Through improved agricultural practices, community-managed microcredit programs, and sustainable production techniques that increase incomes while protecting forests and watersheds
Sustainable livelihoods that increase incomes while protecting the environment are critical to any lasting conservation effort. Community-managed microcredit programs, sustainable coffee production and growing crops under tree canopies are just some of the approaches that JGI introduces in our work with communities. We help families meet their basic need for food, school fees and other resources to enable them to enjoy a more sustainable future while reducing reliance on natural resources.
Environmentally friendly activities that improve incomes help to create a sustainable livelihood. Improving family resources improves school attendance, which reduces early pregnancy for girls and increases the socio-economic prospects of the family’s children. Better incomes means more access to health care, better nutrition and less human-wildlife conflict, an issue often driven by the need for basic resources like food and shelter. Consequently, sustainable livelihoods remain a core component of all of our conservation action plans.
When we think about conservation of chimpanzee habitat, we must take into consideration the people who live there as well. In order for communities to live in balance with their available natural resources, individuals must find methods of receiving income in sustainable manners. Improving livelihoods while protecting the environment ensures that communities can continue to thrive for decades to come, which is essential to our community-centered conservation approach.

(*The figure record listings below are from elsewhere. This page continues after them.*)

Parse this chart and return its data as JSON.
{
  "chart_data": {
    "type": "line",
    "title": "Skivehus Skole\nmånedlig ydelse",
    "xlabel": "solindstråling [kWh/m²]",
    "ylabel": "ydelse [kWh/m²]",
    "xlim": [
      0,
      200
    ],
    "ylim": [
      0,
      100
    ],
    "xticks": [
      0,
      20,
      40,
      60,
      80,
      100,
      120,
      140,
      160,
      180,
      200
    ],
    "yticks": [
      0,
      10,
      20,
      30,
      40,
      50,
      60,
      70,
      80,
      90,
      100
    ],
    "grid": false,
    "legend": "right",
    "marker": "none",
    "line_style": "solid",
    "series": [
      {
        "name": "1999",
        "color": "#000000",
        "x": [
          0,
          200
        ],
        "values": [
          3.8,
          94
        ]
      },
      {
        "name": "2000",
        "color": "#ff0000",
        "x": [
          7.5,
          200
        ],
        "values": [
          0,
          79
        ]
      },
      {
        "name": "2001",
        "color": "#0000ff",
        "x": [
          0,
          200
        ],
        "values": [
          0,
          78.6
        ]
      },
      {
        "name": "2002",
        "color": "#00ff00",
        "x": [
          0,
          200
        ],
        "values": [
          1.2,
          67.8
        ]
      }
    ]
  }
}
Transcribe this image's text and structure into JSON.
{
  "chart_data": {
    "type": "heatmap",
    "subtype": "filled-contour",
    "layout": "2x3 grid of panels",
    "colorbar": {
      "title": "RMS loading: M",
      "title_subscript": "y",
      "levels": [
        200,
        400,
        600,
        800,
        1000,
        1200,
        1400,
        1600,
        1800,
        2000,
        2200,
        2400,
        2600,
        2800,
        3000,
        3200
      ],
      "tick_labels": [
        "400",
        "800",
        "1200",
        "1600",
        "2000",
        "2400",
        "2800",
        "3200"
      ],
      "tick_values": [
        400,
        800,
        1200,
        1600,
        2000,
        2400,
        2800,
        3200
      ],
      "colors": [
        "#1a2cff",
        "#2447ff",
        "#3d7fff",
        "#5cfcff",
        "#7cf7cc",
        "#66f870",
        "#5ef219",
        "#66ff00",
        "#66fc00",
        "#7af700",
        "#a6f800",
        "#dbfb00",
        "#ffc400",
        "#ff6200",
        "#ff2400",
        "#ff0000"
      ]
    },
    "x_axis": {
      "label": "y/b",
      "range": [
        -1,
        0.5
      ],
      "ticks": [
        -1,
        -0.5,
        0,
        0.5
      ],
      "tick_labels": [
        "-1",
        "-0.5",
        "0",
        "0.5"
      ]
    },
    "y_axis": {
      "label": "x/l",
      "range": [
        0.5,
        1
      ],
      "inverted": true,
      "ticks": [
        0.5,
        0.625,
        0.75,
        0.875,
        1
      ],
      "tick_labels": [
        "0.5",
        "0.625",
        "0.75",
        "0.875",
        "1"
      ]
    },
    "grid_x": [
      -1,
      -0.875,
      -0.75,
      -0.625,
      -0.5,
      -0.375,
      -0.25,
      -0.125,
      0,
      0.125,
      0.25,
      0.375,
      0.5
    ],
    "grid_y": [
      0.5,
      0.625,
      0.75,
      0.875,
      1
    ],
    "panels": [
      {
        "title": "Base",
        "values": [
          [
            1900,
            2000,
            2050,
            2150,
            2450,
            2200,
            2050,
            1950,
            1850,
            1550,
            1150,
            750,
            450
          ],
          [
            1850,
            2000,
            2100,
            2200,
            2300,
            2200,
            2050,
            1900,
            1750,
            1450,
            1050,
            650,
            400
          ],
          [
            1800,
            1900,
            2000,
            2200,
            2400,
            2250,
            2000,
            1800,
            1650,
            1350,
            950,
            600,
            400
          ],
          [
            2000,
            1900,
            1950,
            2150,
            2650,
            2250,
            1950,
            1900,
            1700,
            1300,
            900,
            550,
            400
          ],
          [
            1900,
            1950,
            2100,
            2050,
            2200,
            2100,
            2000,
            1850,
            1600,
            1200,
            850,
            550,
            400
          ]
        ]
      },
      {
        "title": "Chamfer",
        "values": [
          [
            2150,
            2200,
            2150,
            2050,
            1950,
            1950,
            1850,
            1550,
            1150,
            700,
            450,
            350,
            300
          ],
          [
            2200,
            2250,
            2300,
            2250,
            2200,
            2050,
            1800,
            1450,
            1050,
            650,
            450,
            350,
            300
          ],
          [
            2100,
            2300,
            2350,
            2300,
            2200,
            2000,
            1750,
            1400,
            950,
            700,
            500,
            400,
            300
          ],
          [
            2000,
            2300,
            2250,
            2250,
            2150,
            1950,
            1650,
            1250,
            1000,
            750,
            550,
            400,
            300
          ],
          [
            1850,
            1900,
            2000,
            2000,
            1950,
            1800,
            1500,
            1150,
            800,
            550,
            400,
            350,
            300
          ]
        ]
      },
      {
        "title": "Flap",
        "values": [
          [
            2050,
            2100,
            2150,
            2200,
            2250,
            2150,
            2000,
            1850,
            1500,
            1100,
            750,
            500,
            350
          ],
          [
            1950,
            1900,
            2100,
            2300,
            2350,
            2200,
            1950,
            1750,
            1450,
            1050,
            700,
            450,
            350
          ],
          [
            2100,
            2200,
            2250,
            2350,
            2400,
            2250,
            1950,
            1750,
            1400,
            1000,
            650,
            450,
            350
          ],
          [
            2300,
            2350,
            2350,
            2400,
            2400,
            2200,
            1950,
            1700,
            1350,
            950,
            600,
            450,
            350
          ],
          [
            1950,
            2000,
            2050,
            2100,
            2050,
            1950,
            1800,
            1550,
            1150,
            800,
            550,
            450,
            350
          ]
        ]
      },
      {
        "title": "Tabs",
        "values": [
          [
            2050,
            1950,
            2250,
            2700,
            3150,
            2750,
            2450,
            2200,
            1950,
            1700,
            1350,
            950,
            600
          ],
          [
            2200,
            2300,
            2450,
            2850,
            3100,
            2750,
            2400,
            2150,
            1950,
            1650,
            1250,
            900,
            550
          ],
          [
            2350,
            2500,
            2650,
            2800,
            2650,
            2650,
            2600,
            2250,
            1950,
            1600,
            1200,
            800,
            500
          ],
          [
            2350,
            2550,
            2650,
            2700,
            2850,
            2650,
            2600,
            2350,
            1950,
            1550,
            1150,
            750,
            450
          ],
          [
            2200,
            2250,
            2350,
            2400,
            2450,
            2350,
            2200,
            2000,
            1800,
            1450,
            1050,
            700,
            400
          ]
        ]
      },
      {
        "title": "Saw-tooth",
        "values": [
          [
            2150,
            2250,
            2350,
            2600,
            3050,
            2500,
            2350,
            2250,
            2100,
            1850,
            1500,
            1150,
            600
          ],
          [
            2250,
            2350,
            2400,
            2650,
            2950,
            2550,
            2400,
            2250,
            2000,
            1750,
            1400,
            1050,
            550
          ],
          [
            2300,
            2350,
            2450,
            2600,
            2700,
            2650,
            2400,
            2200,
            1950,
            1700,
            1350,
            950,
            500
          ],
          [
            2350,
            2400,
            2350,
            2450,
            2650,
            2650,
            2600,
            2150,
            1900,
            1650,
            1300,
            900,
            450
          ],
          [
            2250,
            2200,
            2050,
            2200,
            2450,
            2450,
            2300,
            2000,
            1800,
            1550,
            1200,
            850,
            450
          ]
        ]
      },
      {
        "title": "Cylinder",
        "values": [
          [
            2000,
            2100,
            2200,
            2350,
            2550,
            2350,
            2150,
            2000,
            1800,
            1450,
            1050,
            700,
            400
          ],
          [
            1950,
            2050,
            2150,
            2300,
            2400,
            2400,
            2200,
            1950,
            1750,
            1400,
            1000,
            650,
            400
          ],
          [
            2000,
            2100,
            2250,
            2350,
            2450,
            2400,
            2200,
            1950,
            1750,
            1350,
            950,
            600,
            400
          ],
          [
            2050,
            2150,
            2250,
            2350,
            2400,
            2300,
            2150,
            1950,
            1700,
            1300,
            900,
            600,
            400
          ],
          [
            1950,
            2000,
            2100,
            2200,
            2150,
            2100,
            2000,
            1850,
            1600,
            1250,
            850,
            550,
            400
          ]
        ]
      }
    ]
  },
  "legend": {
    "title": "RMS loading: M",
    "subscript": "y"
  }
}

The well-being of people and the environment already go hand in hand, and centering community economic enterprises around this understanding helps communities increase their desire and ability to use natural resources sustainably and responsibly. As a community’s knowledge of the relationship between their well-being and the well-being of the environment increases, the propensity of those who exploit the land and its wildlife for economic gain will subsequently decrease, thereby helping extinguish threats to apes and their habitats both indirectly and directly.